Em Curitiba, ganhou a alcunha carinhosa de “Rollo”, devido à semelhança, principalmente o cabelo, com o personagem da Turma da Mônica, de Maurício de Souza. O cabelo encaracolado e a barba rala por fazer eram-lhes comuns. Além de poeta, Rollo também gostava de panificar, de cantar (blues) e de pintar. Na sua liberdade e atitudes, antecipava muito da irreverência e ousadia hoje em voga. Assumia seu homossexualismo, numa época em que tal orientação sexual era considerada uma perversão, uma doença, um mal. Ligado às questões místicas, se investia delas e de coisas do cotidiano para compor.
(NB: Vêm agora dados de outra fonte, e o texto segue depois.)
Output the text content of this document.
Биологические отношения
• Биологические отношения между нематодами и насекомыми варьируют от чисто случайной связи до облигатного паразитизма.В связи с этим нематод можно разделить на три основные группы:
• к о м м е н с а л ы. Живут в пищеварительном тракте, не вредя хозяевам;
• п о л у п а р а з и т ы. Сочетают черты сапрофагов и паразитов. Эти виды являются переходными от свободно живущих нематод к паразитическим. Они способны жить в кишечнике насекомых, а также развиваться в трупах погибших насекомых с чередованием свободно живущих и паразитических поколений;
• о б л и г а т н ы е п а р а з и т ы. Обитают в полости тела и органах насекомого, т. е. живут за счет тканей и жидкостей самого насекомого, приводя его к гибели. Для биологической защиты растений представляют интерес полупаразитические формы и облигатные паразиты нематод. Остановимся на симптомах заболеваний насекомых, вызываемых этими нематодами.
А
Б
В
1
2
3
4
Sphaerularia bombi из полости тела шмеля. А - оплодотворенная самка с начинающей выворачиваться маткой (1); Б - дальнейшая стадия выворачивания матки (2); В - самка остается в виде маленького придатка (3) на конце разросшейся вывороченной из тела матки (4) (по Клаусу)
O artista gostava de transitar na Rua XV, flertando e colhendo poesia: “as florinhas roxas do poejo./ a quem agradeço os poemas que me interpelam?/ enquanto cozinho, um convite/ para santificar-se/ à noite, desço a XV. / Abordo em bom tom e posso vir a embarcar. / Falsifico a pressa. /Estou caçando.” (Água Mineral, p. 51)

De fato, Rollo permite que aspectos urbanos influenciem seus versos, de modo que ruas famosas da capital, como a própria rua XV, aparecem em várias de suas composições, como uma trajetória pertinente ao poeta. Muito do que ele via ao longo da XV, em seus passeios com Stella (a irmã) ou com sua psicóloga – “A companheira de viagens e vigílias” – tornava-se matéria de poesia, receita que em nossa geração ficou marcada: “no meu bolso/ o menor papel/ onde se lê/ um endereço/ escrito pela bic/ da vendedora de/ cachorros-quentes./ coisas que só de noite./ correr o mundo/ e acabar sempre/ passando pela XV.” (idem, p. 20)

Sua trajetória poética foi breve, porém intensa. E a revelação, repentina, através do Concurso Helena Kolody – iniciado em 1980. Inscrito no certame, Rollo passou a ser classificado com frequência, quase sempre com mais de um conjunto de poemas publicados nas Antologias. (O concurso exigia um mínimo de três poemas de cada autor; Rollo muitas vezes era escolhido com nove deles.)

Esta presença na Antologia do Concurso era exemplo para os poetas de sua geração, como Jane Bodnar, Stella de Resende (sua irmã), entre outros; bem como para os novos que viam na sua poesia um misto de erudição e liberdade, de lirismo e sensibilidade, seriedade, descompromisso e atualidade que traduzia muito do que vivíamos.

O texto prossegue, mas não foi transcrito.